There was a Tuesday — peak heat week, naturally, because everything happens during peak heat week — when Himani stepped out for what she described as "just twenty minutes." Routine. Uneventful. Back shortly. In those twenty minutes, Shruti started three separate tasks, finished none of them, asked the room once if anyone had heard from Himani, was told yes she'll be back soon, reorganised her entire afternoon, asked again, was told the same thing with slightly more emphasis, and by the time Himani walked back through the door was greeted with the expression of someone who had been managing a completely internal crisis for nineteen minutes and was choosing to say nothing about it.
Himani sat down, opened her laptop, and got back to work.

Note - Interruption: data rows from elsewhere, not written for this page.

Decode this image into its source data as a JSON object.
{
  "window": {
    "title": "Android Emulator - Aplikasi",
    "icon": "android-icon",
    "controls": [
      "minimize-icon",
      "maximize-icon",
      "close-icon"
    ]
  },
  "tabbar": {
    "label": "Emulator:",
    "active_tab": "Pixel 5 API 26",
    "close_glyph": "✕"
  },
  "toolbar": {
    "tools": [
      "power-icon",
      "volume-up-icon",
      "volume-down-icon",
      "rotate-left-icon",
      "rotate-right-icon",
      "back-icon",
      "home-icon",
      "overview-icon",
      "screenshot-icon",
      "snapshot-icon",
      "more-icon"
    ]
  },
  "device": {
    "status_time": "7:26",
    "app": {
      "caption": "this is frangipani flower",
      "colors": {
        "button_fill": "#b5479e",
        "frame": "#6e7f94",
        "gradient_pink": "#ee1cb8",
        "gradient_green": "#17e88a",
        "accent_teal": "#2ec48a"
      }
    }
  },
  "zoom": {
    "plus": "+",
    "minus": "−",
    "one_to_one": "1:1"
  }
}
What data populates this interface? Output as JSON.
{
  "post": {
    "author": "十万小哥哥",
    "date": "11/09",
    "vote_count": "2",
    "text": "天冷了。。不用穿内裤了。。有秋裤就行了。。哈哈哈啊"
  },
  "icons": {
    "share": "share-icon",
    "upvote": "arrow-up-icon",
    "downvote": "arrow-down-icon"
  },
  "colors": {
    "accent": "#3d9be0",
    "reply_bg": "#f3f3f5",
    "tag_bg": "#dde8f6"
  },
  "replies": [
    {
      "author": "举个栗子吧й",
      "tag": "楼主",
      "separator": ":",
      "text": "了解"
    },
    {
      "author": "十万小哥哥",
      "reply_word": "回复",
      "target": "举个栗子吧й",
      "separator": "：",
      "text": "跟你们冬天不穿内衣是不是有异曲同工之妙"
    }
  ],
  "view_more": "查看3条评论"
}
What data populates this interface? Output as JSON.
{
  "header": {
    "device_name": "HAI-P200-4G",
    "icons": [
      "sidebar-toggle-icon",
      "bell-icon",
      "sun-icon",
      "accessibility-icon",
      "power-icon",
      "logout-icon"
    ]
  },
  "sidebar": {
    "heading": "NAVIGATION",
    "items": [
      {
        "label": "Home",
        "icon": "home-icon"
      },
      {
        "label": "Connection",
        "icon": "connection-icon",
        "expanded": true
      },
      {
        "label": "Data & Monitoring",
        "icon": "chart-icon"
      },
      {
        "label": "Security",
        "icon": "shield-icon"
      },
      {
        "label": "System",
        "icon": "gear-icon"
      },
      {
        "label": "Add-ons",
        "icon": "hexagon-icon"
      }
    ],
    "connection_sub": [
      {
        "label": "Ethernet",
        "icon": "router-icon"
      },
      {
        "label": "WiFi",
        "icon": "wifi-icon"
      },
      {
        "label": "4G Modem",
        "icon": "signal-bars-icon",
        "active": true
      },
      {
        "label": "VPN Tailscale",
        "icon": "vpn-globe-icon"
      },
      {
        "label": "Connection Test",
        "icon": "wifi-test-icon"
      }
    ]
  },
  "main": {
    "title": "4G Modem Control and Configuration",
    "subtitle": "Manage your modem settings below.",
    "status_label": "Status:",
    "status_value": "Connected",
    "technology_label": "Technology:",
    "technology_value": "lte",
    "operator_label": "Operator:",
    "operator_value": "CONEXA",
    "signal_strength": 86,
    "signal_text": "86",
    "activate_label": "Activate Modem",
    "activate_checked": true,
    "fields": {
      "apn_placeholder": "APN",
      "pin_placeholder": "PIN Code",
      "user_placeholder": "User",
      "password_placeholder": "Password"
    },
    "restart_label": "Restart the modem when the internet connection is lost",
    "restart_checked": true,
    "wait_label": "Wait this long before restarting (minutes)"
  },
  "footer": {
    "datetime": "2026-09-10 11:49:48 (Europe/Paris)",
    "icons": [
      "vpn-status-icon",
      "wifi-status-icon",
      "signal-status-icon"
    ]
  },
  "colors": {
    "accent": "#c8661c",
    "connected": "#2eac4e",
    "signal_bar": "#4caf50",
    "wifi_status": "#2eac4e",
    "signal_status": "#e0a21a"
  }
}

Because she is a professional. Because she is unflappable. Because she has — through observation, experience, and the particular wisdom of someone who is being quietly trained for bigger things — come to understand that this is simply what it looks like when a founder trusts you completely and hasn't developed a subtle way of showing it yet.
Shruti, for her part, would like it on record that she is not dependent on anyone's physical presence to function effectively as a founder and leader of a growing company. She is fully capable of independent thought, strategic decision-making, and sustained productivity regardless of who is or is not sitting within her immediate eyeline at any given moment.
"She reviewed this blog before it was published, made three edits to the part about her, approved the rest without comment, and then — within the same breath, unprompted, while handing back the laptop — asked if anyone knew where Himani was."
Third to join. First in the room when something needs handling. The one who ended the boys club not with a speech but simply by being excellent in a way that made argument pointless. Customer happiness, corporate strategy, founder's office — Himani doesn't have a job title at STRUTT so much as a radius. Everything important happens within it.
Her desk is directly within Shruti's eyeline. This was not an accident. It has never been discussed. It will never be discussed. And she is, at the time of publishing, back at her desk and accounted for — which means somewhere on the third floor, a founder just took her first full breath of the morning.